Trading off compute in training and inference

Brief

Across techniques they find typical trade spans of order 1–2 OOM in each axis: (a) Chinchilla-style scaling can trade ~1.2 OOM training for ~0.7 OOM inference; (b) MCTS exhibits an S-curve where at low performance ~1 OOM training ↔ ~1.6 OOM inference (and the trade shrinks as models near perfect play); (c) IMP pruning to ≈10% density saved ≈1 OOM inference at ~0.7 OOM extra training because of multi-round re-training; and (d) resampling with cheap verification (e.g., code generation pass@k) extrapolates to much larger spans (authors estimate up to ~3 OOM training savings vs ~6 OOM inference increase) but caution low confidence in extrapolation. The authors categorize three tradeoff archetypes—saturating/constant span (e.g., Chinchilla), saturating/decreasing span (e.g., MCTS, limited n@k), and non-saturating/increasing span (resampling with effectively unlimited trials)—and show that some techniques combine roughly additively but often with diminishing returns, so realistic combined spans are ~2–3 OOM. Methodologically they fit empirical curves (smoothly broken power laws, log relations) and prioritize Pareto frontiers for optimal TC/IC choices.

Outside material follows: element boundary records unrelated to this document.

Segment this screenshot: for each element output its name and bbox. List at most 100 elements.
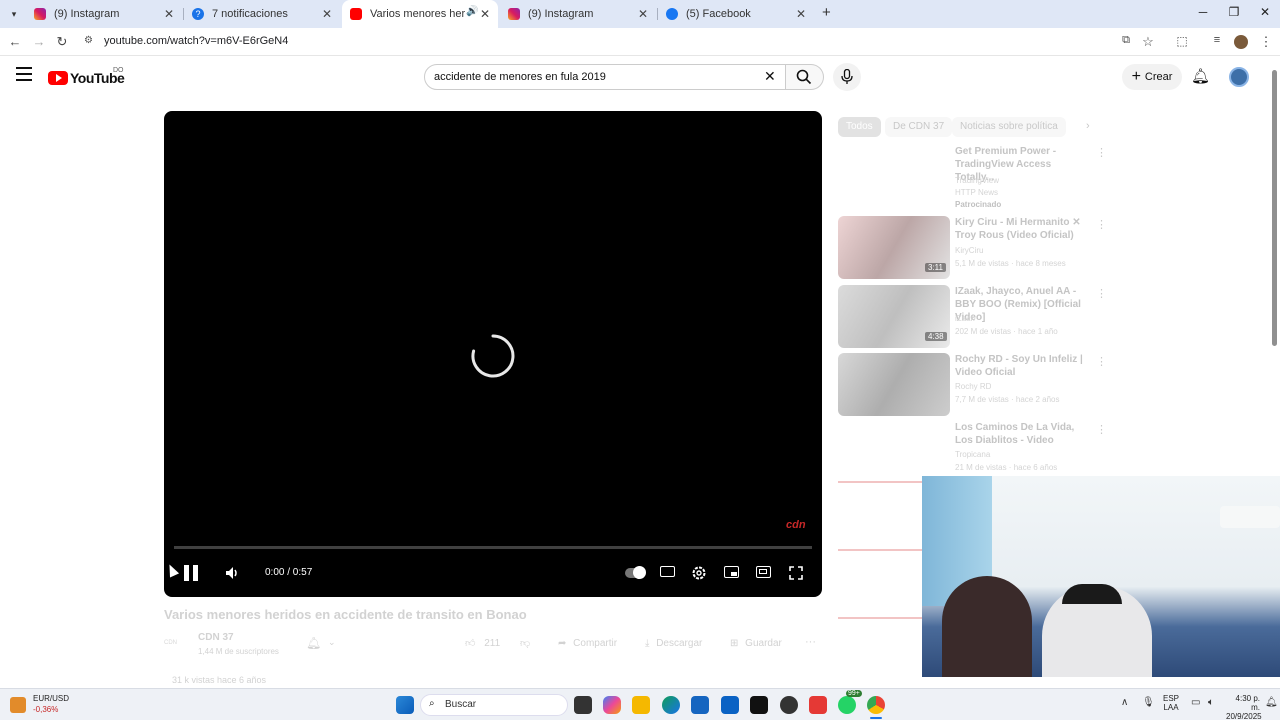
miniplayer-icon[interactable] (724, 566, 739, 578)
subtitles-icon[interactable] (660, 566, 675, 577)
close-tab-icon[interactable]: ✕ (796, 7, 806, 21)
fullscreen-icon[interactable] (789, 566, 803, 580)
back-arrow-icon[interactable]: ← (6, 34, 24, 49)
rec-menu-icon[interactable]: ⋮ (1096, 218, 1107, 231)
tab-instagram-2[interactable]: (9) Instagram ✕ (500, 0, 656, 28)
mic-tray-icon[interactable]: 🎙︎ (1142, 697, 1155, 708)
chip-all[interactable]: Todos (838, 117, 881, 137)
weather-widget[interactable]: EUR/USD -0,36% (10, 694, 90, 718)
restore-button[interactable]: ❐ (1224, 5, 1244, 19)
notification-center-icon[interactable]: 🔔︎ (1265, 697, 1278, 708)
page-scrollbar[interactable] (1272, 70, 1277, 346)
task-view-icon[interactable] (574, 696, 592, 714)
more-actions-icon[interactable]: ··· (805, 636, 816, 648)
store-icon[interactable] (691, 696, 709, 714)
rec-title[interactable]: Rochy RD - Soy Un Infeliz | Video Oficia… (955, 353, 1085, 379)
tab-search-button[interactable]: ▾ (6, 6, 22, 22)
rec-duration: 3:11 (925, 263, 946, 272)
notification-bell-icon[interactable]: 🔔︎ (306, 636, 321, 650)
rec-menu-icon[interactable]: ⋮ (1096, 146, 1107, 159)
new-tab-button[interactable]: + (822, 4, 831, 21)
browser-menu-icon[interactable]: ⋮ (1257, 34, 1275, 50)
volume-icon[interactable] (224, 565, 240, 581)
rec-thumbnail[interactable] (838, 353, 950, 416)
search-box[interactable]: ✕ (424, 64, 786, 90)
voice-search-button[interactable] (833, 63, 861, 91)
whatsapp-icon[interactable]: 99+ (838, 690, 862, 714)
download-button[interactable]: ⤓ Descargar (645, 638, 702, 649)
close-tab-icon[interactable]: ✕ (638, 7, 648, 21)
outlook-icon[interactable] (721, 696, 739, 714)
download-icon: ⤓ (645, 638, 650, 649)
copilot-icon[interactable] (603, 696, 621, 714)
install-app-icon[interactable]: ⧉ (1117, 34, 1135, 47)
bookmark-star-icon[interactable]: ☆ (1139, 34, 1157, 50)
edge-icon[interactable] (662, 696, 680, 714)
tab-notifications[interactable]: ? 7 notificaciones ✕ (184, 0, 340, 28)
chrome-icon[interactable] (867, 696, 885, 714)
profile-avatar[interactable] (1234, 35, 1248, 49)
ticker-change: -0,36% (33, 705, 59, 714)
create-button[interactable]: + Crear (1122, 64, 1182, 90)
close-tab-icon[interactable]: ✕ (164, 7, 174, 21)
app-icon[interactable] (780, 696, 798, 714)
tab-instagram-1[interactable]: (9) Instagram ✕ (26, 0, 182, 28)
account-avatar[interactable] (1229, 67, 1249, 87)
file-explorer-icon[interactable] (632, 696, 650, 714)
channel-name[interactable]: CDN 37 (198, 632, 234, 643)
like-button[interactable]: 👍︎ 211 (465, 637, 500, 649)
extensions-icon[interactable]: ⬚ (1173, 34, 1191, 48)
speaker-icon[interactable]: 🔊 (466, 6, 478, 17)
taskbar-search[interactable]: ⌕ Buscar (420, 694, 568, 716)
rec-menu-icon[interactable]: ⋮ (1096, 355, 1107, 368)
facebook-icon (666, 8, 678, 20)
pause-button[interactable] (182, 564, 200, 582)
tab-label: 7 notificaciones (212, 8, 288, 20)
rec-menu-icon[interactable]: ⋮ (1096, 423, 1107, 436)
language-indicator[interactable]: ESP LAA (1163, 694, 1179, 712)
speaker-tray-icon[interactable]: 🔈︎ (1208, 697, 1214, 708)
dislike-button[interactable]: 👎︎ (520, 637, 530, 649)
hamburger-menu-icon[interactable] (16, 67, 32, 81)
close-tab-icon[interactable]: ✕ (322, 7, 332, 21)
browser-tab-strip: ▾ (9) Instagram ✕ ? 7 notificaciones ✕ V… (0, 0, 1280, 28)
progress-bar[interactable] (174, 546, 812, 549)
search-button[interactable] (786, 64, 824, 90)
channel-avatar[interactable]: CDN (164, 633, 190, 653)
close-window-button[interactable]: ✕ (1255, 5, 1275, 19)
settings-gear-icon[interactable] (691, 565, 707, 581)
download-label: Descargar (656, 638, 703, 649)
share-button[interactable]: ➦ Compartir (558, 638, 617, 649)
rec-menu-icon[interactable]: ⋮ (1096, 287, 1107, 300)
windows-start-icon[interactable] (396, 696, 414, 714)
autoplay-toggle[interactable] (625, 566, 646, 579)
rec-title[interactable]: Kiry Ciru - Mi Hermanito ✕ Troy Rous (Vi… (955, 216, 1085, 242)
chip-politics[interactable]: Noticias sobre política (952, 117, 1066, 137)
close-tab-icon[interactable]: ✕ (480, 7, 490, 21)
tray-chevron-icon[interactable]: ∧ (1121, 697, 1128, 708)
opera-icon[interactable] (809, 696, 827, 714)
rec-title[interactable]: Los Caminos De La Vida, Los Diablitos - … (955, 421, 1085, 447)
chip-channel[interactable]: De CDN 37 (885, 117, 953, 137)
tiktok-icon[interactable] (750, 696, 768, 714)
save-button[interactable]: ⊞ Guardar (730, 638, 782, 649)
reload-icon[interactable]: ↻ (53, 34, 71, 50)
minimize-button[interactable]: ─ (1193, 5, 1213, 19)
tab-facebook[interactable]: (5) Facebook ✕ (658, 0, 814, 28)
tab-youtube-active[interactable]: Varios menores heridos en 🔊 ✕ (342, 0, 498, 28)
site-info-icon[interactable]: ⚙ (84, 35, 93, 46)
notifications-bell-icon[interactable]: 🔔︎ (1191, 67, 1210, 85)
display-tray-icon[interactable]: ▭ (1191, 697, 1200, 708)
ticker-symbol: EUR/USD (33, 694, 70, 703)
address-bar[interactable]: ⚙ youtube.com/watch?v=m6V-E6rGeN4 (80, 31, 1170, 53)
clear-search-icon[interactable]: ✕ (764, 68, 776, 85)
video-player[interactable]: cdn 0:00 / 0:57 (164, 111, 822, 597)
reading-list-icon[interactable]: ≡ (1208, 34, 1226, 46)
forward-arrow-icon[interactable]: → (30, 34, 48, 49)
url-text: youtube.com/watch?v=m6V-E6rGeN4 (104, 35, 289, 47)
chevron-down-icon[interactable]: ⌄ (328, 637, 336, 648)
chevron-right-icon[interactable]: › (1086, 120, 1090, 132)
theater-mode-icon[interactable] (756, 566, 771, 578)
search-input[interactable] (434, 69, 754, 85)
clock[interactable]: 4:30 p. m. 20/9/2025 (1226, 694, 1262, 721)
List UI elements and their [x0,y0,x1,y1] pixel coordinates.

The paper emphasizes governance implications: because aggregate inference cost often exceeds training cost in deployed systems, commercial models will be biased toward low-IC configurations, but researchers or well-resourced actors can invest IC to simulate larger-model capabilities for evaluation, internal use, or small-customer deployments—affecting safety assessments and policy proposals aimed at controlling frontier capabilities.

Why it matters

Epoch AI (Pablo Villalobos & David Atkinson), published 2023-07-28, quantifies tradeoffs between training compute (TC) and per-inference compute (IC) across five techniques: model/data scaling, Monte Carlo Tree Search (MCTS), pruning (IMP), repeated sampling/resampling (pass@k / n@k), and chain-of-thought/cascades.

Key details

  • Varying the Chinchilla-style scaling policy (using TC ≈ 6ND and IC ≈ 2N) can trade ~1.2 orders of magnitude (OOM) extra training compute to reduce ~0.7 OOM of inference compute while holding performance constant (Hoffmann et al. 2022 fit used).
  • MCTS experiments replicated on Hex (extending Jones 2021) show an S-curve relation: at low performance one can trade ~1 OOM training for ~1.6 OOM inference, while at high performance the tradeoff inverts (≈1.6 OOM training buys only ~1.1 OOM inference) and disappears near perfect play.
  • Iterative Magnitude Pruning (IMP) can reduce inference compute by ~1 OOM (pruning to ~10% density) at the cost of increasing training compute by ~0.7 OOM due to repeated re-training rounds (e.g., 20% pruning per iteration → ≈4.5× extra training work to reach 10% density).
  • Repeated sampling with cheap automatic verification (AlphaCode-style pass@k) potentially permits very large tradeoffs — authors estimate up to ~6 OOM extra inference to save ~3 OOM training for coding/proof tasks — but they flag low confidence and limited-data extrapolation; with limited verified trials (n@k) the observed trade is ≈1 OOM training ↔ 1.45 OOM inference.
  • Practical implications: deployed models are economically incentivized to minimize per-inference cost (inference-dominant aggregate spend); however, actors with access to extra inference compute can simulate larger-model capabilities (e.g., GPT-4–level behaviours) for research or limited high-cost applications, affecting safety evaluation and governance strategies.